Details of Voluntary Participant Withdrawals

Of the 19 participants enrolled in the study, four withdrew before completing the trial. The reasons for their withdrawal are summarized in Table 3. Two participants experienced mild abdominal discomfort and did not observe an increase in serum albumin levels within the first month of treatment. Based on these observations, they chose not to continue participating in the clinical trial and voluntarily withdrew consent. The remaining two participants, who had pre-existing diarrhea related to PLE, reported persistent diarrhea after three months of treatment. Both patients and their guardians determined that there were no improvements and decided to withdraw consent voluntarily. None of these withdrawals were due to the side effects attributable to CM.

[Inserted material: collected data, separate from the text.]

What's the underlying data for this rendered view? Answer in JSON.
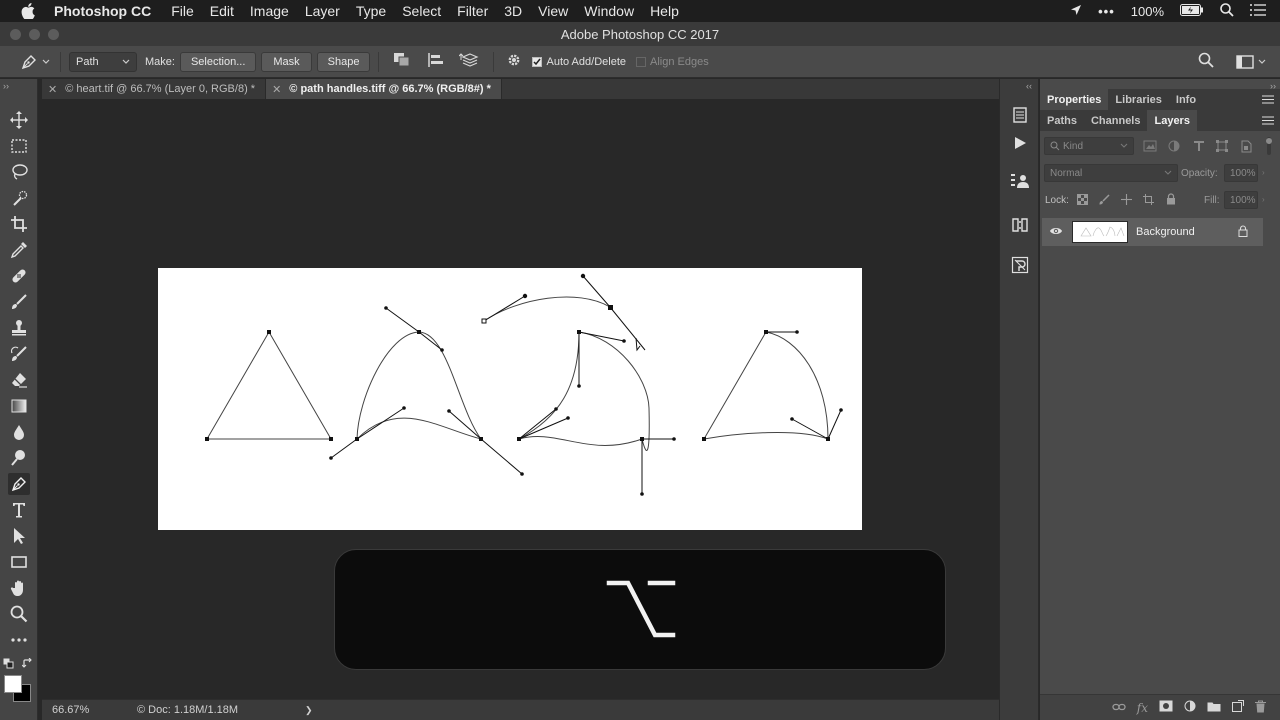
{
  "menubar": {
    "app_name": "Photoshop CC",
    "items": [
      "File",
      "Edit",
      "Image",
      "Layer",
      "Type",
      "Select",
      "Filter",
      "3D",
      "View",
      "Window",
      "Help"
    ],
    "battery": "100%"
  },
  "window": {
    "title": "Adobe Photoshop CC 2017"
  },
  "options": {
    "mode": "Path",
    "make_label": "Make:",
    "selection_btn": "Selection...",
    "mask_btn": "Mask",
    "shape_btn": "Shape",
    "auto_add_delete": "Auto Add/Delete",
    "align_edges": "Align Edges"
  },
  "tabs": [
    {
      "label": "© heart.tif @ 66.7% (Layer 0, RGB/8) *",
      "active": false
    },
    {
      "label": "© path handles.tiff @ 66.7% (RGB/8#) *",
      "active": true
    }
  ],
  "key_overlay": {
    "glyph": "⌥"
  },
  "status": {
    "zoom": "66.67%",
    "doc": "© Doc: 1.18M/1.18M",
    "arrow": "❯"
  },
  "panels": {
    "top_tabs": [
      "Properties",
      "Libraries",
      "Info"
    ],
    "second_tabs": [
      "Paths",
      "Channels",
      "Layers"
    ],
    "kind_placeholder": "Kind",
    "blend_mode": "Normal",
    "opacity_label": "Opacity:",
    "opacity_value": "100%",
    "lock_label": "Lock:",
    "fill_label": "Fill:",
    "fill_value": "100%",
    "layer_name": "Background"
  }
}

Table 3 Characteristics of Participants who withdrew consent from the studySafety

In this study, adverse events were reported in 8 participants, representing 53.3% of the study cohort. The predominant adverse drug reactions were gastrointestinal symptoms, including abdominal discomfort, diarrhea, and vomiting (4/8, 50%). In addition, 2 participants experienced electrolyte imbalances, 1 experienced worsening of anemia, and 1 reported chest pain. Importantly, no serious adverse events associated with CM were observed during the study. The adverse effects observed were consistent with the established side effect profile of the medication, which had been recognized previously during its approval process. No unexpected adverse events were observed.